К этим разделениям добавлялся статус Оруэлла как Королевского стипендиата, освобожденного от уплаты всех взносов, кроме основных расходов на жизнь (по подсчетам, они составляли около 25 фунтов стерлингов в год), и, как таковой, являвшегося частью интеллектуальной элиты внутри социальной элиты. Размещенные в колледже под руководством магистра колледжа, со своими правилами одежды и привилегиями - они носили сюртуки в часовне и могли рассчитывать на то, что их первыми обслужат в магазинах - семьдесят Королевских стипендиатов прожили большую часть своей жизни в изоляции от тысячи или около того оппиданцев (от латинского "городской житель"). Кристофер Холлис, прибывший в 1914 году, отметил, что "у коллег была репутация держаться особняком и мало смешиваться". И все же, вместе взятые, они были стержнем, на котором держался Итон, обеспечивая капитана школы, десять членов двадцатиместного шестого класса и огромное количество Pop, Итонского общества, самоизбранной клики старших мальчиков, выбранных по спортивному или социальному признаку, восхищенных своим самообладанием и утонченностью и имеющих право носить цветные жилеты, тесьму на фраках и сургучную печать на шляпах.

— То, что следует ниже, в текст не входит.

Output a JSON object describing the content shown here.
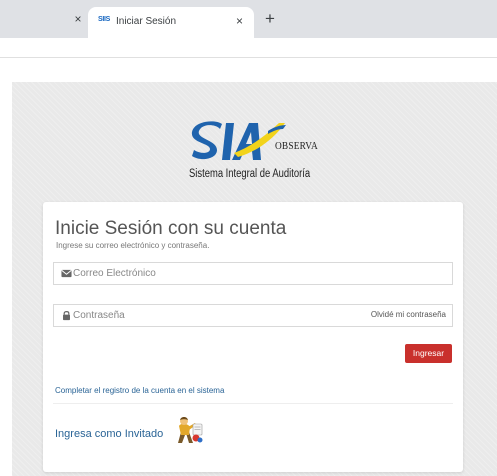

Эти иерархии лежали далеко за пределами тринадцатилетнего Блэра КС, когда он созерцал похожее на сарай помещение, известное как Камера, в котором сначала размещались младшие колледжи, прежде чем их переводили в два длинных общежития, называвшихся Верхний проход и Нижний проход. Удобства были минимальными: каждому мальчику отводилась отделенная деревянной перегородкой кабинка, в которой находились стул, письменный стол, кровать, придвинутая к стене, и умывальник. Для новичка старшие сотрудники Итона - М. Р. Джеймс, который перешел из Королевского колледжа в Кембридже и стал проректором в 1918 году, и директор школы Сирил Алингтон - были далекими и сеньориальными фигурами. Его непосредственными начальниками были Крейс, директор колледжа ("иезуитский, добросовестный и лживый человек... вечно разрывающийся между идеалистическим и циничным отношением", - считал Коннолли) и капитан палаты, которому разрешалось бить мальчиков семью ударами резиновой трубки - наказание, известное как сифонинг, - за незначительные нарушения правил внутреннего распорядка. Как и следовало ожидать, выборы, членом которых стал кадет Оруэлл, были настоящим рассадником расцветающих талантов. В число его звезд входили мальчик по имени Деннис Даннройтер, впоследствии ставший членом коллегии "Всех душ" и адвокатом канцелярии, Роджер Майнорс, ставший профессором латыни в Оксфорде и Кембридже, и Лонгден, будущий директор школы Веллингтона.